The 2nd Amendment gives us NO rights. None of the Bill of Rights gives us any rights. We have those, irrespective of any written list. The whole Bill of Rights is a list of restrictions for the government, things they are not allowed to do to certain enumerated rights. And the listing of those rights is intentionally incomplete. It is stated so in the 10th Amendment.
I know we often talk of rights "granted" by the Constitution, but that is no more true than the belief that the US is a democracy. We are a democratic constitutional republic, and while democracy is a part of our system it is not all of it.
as to our "right" to over throw the government, I suggest a careful reading of the entire Declaration of Independence.

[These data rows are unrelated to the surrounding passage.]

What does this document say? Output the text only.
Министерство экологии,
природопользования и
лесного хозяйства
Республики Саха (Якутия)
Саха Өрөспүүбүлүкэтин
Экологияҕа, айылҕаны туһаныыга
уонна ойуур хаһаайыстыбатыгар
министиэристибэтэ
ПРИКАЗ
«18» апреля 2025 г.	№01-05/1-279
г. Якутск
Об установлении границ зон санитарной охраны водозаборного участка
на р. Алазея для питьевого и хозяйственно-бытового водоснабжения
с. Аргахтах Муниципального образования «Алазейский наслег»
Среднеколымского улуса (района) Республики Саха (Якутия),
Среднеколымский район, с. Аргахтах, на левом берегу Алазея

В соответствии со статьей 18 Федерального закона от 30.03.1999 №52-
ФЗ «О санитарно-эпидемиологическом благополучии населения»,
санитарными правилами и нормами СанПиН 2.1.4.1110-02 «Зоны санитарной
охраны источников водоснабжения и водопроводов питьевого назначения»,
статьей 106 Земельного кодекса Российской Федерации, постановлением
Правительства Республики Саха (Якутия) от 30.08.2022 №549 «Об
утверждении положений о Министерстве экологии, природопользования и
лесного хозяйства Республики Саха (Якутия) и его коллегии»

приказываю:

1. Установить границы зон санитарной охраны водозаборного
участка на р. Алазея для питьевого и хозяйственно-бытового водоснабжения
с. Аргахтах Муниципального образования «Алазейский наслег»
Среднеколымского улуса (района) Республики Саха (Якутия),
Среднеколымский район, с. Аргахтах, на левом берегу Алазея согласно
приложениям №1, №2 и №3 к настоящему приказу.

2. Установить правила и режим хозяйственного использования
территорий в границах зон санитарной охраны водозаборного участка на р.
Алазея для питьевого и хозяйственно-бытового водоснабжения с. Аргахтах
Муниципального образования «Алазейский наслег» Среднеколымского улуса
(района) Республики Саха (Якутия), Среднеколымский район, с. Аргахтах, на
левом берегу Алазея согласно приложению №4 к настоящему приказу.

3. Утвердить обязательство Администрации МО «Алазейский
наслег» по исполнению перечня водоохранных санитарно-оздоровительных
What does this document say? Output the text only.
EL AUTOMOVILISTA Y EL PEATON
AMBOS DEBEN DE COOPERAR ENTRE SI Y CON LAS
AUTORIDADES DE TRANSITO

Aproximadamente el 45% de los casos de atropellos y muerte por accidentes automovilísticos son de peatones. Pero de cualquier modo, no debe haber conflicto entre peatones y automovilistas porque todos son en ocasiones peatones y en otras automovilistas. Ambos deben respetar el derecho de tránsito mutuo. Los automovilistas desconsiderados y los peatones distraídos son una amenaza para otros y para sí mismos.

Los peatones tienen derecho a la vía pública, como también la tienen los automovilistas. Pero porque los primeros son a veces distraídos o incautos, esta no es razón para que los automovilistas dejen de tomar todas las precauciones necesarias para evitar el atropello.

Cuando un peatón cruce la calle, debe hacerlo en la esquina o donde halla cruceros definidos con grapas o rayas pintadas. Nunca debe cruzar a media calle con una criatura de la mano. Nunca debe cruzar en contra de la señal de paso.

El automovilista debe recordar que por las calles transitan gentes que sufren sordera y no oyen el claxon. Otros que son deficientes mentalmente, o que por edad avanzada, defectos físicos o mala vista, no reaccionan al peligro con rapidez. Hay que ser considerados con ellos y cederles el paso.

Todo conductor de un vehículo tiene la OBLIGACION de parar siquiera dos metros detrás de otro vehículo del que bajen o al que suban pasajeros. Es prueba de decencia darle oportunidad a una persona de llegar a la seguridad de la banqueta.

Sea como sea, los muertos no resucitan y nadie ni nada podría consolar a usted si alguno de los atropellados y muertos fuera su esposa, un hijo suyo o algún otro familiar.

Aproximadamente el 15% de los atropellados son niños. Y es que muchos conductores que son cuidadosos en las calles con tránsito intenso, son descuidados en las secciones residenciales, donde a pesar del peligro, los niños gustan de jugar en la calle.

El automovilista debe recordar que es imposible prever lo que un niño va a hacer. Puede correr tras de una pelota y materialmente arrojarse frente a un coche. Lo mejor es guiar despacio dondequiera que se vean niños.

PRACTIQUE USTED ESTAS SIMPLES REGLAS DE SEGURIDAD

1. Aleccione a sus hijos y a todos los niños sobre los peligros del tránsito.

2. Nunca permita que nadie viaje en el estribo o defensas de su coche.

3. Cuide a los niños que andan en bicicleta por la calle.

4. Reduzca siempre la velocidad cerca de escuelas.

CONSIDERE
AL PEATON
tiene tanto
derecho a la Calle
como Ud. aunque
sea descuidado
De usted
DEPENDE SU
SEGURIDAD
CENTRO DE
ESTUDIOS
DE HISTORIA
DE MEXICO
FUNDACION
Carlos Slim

And, getting back to the question of "is it legal to tax a right", the simplest answer is that it is legal if the govt says it is. We may disagree on moral grounds, but the actual legality is determined by those who make, and interperet the law. There are many things that people hold to be moraly "right" but are illegal under current law. And many things that are legal under current law that some people hold to be morally wrong.
Historically, our govt has, and is taxing or regulating lots of rights. And, to date, I haven't heard of any successful challenges. So, I'd guess its pretty much a done deal. Nice to dream, though...
All else being equal (and it almost never is) bigger bullets tend to work better.